National Guiding Principles for Native Title Compensation Agreement Making

Indigenous AffairsLand and Housing
Monday, 22 November 2021
Publication author(s):
National Indigenous Australians Agency
Publication abstract:

Endorsed-in-Principle by Native Title Ministers


The Commonwealth, states and territories acknowledge the legal entitlement of native title holders to compensation on just terms for past and future compensable acts attributable to the states, territories or Commonwealth for any loss, diminution, impairment or other effect of the act on their native title rights and interests.

While litigation may in some cases be necessary and appropriate, governments will use their best efforts to settle native title compensation matters by agreement where possible.

The timely resolution of native title compensation liability helps promote reconciliation with Aboriginal and Torres Strait Islander peoples based on fairness, self-determination, empowerment and free, prior and informed consent. It recognises the significance of native title rights to support the economic empowerment of Aboriginal and Torres Strait Islander peoples and their social, cultural and environmental well-being.

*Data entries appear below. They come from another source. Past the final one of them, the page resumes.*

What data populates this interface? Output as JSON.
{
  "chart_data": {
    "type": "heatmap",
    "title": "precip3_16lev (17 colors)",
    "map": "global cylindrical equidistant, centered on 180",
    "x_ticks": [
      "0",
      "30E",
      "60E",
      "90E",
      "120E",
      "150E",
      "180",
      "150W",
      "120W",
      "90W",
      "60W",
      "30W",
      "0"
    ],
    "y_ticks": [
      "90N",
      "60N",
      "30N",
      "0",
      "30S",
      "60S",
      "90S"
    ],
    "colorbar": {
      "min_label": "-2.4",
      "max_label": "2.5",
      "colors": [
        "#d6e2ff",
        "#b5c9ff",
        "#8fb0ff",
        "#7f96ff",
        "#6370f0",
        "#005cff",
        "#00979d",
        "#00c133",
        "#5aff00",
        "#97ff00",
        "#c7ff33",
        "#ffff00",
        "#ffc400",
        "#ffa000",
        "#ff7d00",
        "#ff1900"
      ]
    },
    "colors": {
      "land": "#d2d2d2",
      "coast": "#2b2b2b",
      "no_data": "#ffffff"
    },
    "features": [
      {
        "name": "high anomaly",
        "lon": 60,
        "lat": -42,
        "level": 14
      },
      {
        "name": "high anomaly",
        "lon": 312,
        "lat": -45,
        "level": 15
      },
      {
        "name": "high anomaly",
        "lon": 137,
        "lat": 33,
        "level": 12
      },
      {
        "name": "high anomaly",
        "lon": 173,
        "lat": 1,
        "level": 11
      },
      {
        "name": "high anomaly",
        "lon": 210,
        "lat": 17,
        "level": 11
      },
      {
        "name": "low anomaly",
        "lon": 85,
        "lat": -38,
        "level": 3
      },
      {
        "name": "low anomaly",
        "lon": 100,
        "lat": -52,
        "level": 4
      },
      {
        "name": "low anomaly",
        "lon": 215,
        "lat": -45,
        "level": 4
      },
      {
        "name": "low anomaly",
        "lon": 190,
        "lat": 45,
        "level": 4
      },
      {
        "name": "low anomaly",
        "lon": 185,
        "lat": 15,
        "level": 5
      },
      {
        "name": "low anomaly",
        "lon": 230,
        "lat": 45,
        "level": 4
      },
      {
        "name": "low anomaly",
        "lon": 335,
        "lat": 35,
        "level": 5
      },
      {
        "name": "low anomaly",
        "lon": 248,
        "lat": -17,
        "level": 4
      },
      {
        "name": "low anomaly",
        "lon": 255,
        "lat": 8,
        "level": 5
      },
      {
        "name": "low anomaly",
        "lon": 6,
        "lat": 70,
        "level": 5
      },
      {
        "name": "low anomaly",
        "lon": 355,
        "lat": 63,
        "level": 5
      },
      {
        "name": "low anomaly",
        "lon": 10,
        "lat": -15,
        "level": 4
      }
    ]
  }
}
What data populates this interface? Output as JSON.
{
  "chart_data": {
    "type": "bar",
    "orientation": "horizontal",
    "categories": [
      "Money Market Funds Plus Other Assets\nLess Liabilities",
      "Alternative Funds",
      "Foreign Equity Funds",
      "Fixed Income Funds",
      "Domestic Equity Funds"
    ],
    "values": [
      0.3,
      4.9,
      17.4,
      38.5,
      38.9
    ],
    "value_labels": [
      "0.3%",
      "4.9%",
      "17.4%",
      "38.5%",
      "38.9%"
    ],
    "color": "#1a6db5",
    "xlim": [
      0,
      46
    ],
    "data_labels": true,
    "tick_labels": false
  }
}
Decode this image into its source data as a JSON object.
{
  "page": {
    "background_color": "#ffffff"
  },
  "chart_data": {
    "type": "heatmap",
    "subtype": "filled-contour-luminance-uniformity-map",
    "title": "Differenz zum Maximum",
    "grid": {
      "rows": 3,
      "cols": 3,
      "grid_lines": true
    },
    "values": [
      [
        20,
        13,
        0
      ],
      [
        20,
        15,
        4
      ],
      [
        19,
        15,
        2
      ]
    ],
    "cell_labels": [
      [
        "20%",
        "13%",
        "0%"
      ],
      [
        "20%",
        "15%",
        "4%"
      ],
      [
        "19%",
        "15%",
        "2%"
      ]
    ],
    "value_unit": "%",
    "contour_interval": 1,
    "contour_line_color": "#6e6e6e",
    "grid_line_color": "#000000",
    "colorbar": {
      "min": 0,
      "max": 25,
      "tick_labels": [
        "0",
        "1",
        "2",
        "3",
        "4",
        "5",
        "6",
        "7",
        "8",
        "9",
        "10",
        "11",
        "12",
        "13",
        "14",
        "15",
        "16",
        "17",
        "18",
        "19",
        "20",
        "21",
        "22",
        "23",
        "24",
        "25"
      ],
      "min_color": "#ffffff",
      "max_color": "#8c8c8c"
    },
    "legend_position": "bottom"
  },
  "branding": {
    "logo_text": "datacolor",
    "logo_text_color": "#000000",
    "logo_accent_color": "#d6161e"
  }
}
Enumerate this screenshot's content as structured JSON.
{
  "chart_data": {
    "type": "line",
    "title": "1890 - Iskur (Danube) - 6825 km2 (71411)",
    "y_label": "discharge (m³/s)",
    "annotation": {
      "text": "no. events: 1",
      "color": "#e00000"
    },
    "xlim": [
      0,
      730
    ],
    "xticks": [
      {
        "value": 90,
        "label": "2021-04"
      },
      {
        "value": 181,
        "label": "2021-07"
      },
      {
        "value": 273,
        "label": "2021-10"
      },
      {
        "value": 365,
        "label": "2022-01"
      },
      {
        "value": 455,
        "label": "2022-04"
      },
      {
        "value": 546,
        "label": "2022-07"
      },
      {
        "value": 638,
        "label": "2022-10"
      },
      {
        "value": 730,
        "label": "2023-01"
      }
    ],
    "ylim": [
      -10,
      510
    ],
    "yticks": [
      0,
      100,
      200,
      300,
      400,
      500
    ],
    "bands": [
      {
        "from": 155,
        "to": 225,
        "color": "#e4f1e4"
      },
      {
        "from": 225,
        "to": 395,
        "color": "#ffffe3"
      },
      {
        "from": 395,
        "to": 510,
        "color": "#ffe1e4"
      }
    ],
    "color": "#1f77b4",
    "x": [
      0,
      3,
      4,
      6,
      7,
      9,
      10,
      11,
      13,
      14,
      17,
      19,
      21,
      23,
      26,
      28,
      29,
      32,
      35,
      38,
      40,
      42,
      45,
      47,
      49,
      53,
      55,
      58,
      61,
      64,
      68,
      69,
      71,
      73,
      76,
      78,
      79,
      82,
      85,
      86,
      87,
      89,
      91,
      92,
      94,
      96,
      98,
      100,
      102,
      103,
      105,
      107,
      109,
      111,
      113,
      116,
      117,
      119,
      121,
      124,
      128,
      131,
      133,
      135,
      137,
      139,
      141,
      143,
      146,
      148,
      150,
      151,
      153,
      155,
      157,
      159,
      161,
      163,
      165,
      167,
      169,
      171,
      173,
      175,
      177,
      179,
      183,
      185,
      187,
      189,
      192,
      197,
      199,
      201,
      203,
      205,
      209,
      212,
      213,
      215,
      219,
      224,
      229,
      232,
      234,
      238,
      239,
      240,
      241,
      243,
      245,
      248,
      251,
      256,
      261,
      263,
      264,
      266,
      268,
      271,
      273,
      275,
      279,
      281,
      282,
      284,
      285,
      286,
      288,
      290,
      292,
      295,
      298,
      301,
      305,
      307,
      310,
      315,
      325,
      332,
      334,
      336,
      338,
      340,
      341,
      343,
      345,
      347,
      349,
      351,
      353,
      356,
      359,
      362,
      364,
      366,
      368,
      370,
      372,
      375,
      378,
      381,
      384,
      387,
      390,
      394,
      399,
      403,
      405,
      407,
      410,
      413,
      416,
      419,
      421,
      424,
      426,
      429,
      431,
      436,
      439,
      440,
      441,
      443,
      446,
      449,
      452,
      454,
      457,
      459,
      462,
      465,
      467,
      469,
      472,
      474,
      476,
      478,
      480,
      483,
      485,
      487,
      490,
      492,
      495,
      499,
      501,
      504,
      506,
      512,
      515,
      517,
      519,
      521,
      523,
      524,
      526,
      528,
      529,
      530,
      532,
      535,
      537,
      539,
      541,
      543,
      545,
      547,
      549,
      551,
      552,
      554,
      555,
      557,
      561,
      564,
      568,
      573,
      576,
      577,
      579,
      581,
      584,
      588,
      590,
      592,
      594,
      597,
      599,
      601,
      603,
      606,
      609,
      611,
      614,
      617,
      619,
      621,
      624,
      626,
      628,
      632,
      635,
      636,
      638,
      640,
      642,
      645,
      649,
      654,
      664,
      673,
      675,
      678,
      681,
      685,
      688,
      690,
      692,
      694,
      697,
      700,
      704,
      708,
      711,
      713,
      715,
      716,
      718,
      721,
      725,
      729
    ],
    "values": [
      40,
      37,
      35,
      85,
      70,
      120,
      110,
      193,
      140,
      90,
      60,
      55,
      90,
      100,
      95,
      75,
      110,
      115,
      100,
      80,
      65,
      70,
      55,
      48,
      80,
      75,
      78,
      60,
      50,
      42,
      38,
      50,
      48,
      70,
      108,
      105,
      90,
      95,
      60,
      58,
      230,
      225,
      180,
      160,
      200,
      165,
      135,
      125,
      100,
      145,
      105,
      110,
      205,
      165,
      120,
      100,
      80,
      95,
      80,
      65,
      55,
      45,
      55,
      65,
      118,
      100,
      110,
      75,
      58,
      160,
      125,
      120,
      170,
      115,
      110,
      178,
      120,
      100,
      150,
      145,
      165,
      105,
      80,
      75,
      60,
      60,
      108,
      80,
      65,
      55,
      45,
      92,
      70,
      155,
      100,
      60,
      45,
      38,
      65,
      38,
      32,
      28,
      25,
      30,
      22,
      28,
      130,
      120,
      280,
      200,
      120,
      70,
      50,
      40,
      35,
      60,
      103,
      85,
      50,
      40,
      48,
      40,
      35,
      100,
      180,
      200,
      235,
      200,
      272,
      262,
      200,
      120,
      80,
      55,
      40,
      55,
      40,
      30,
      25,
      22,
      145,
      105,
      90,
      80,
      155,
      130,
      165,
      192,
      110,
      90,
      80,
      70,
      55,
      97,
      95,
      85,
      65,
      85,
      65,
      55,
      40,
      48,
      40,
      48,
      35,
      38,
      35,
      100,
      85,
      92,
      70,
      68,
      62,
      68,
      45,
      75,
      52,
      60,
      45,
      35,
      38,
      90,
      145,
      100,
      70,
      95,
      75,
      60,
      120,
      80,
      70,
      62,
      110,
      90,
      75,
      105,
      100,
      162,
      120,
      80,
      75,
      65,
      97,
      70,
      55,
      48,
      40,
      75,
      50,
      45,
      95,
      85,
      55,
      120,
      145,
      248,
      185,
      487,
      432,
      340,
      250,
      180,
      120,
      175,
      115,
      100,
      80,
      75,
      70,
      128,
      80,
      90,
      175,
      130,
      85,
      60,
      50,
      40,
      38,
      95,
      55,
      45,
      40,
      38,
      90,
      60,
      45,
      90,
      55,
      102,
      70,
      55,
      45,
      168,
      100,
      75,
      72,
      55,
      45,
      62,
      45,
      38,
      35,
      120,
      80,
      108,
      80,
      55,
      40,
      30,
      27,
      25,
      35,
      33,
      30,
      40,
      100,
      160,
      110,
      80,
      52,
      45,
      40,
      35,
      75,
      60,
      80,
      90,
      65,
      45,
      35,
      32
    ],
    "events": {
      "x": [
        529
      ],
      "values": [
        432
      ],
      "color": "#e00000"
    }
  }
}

These principles have been developed as part of a coordinated cross-jurisdictional approach to native title compensation by governments. They provide a basis for a collaborative approach to be developed  with native title holders across each of the jurisdictions, with involvement of the Commonwealth as required. It is noted that native title compensation is an emerging area and that the principles will be influenced by and, in some cases, dependent upon the resolution of key legal and policy issues, including funding arrangements for native title holders, valuation methodology and agreement-making approaches. Some further test cases may be required to clarify legal issues. The Commonwealth, states and territories will continue to work together and with the National Native Title Council to discuss and seek resolution of those and other emerging  issues to inform engagement  with native title holders.


  • Native title compensation claims will be resolved through negotiation and agreement, wherever possible.
  • Negotiations will be conducted in good faith and founded on mutual trust, respect and understanding. Parties recognise the importance of appropriate resourcing to support the parity and equity of negotiation positions.
  • Governments will work to ensure, where possible, there is consistency within and across jurisdictions and with national best practice in approaches to assessing, valuing and resolving native title compensation.
  • The conduct of negotiations between the parties will be transparent, while ensuring material is handled appropriately and with sensitivity.
  • All efforts will be made to ensure the negotiation and agreement-making process will be robust, efficient and timely.
  • Agreements should represent a full, fair and just settlement for native title holders.
  • Agreements should be negotiated and agreed with the free, prior and informed consent of all native title parties to the settlement.
  • The aspirations of native title parties will inform agreement making, including resolving compensation through non-financial benefits. With the agreement of native title parties, regional responsiveness may also be appropriate, and opportunities for whole‑of‑country or regional settlement agreements can be explored.
  • For future compensable acts, where practicable governments should consider options that may reduce the extent to which acts affect native title. 
  • Negotiated compensation agreements will provide certainty for governments and native title parties as far as is reasonably practicable. Agreement benefits will be provided without unreasonable delay.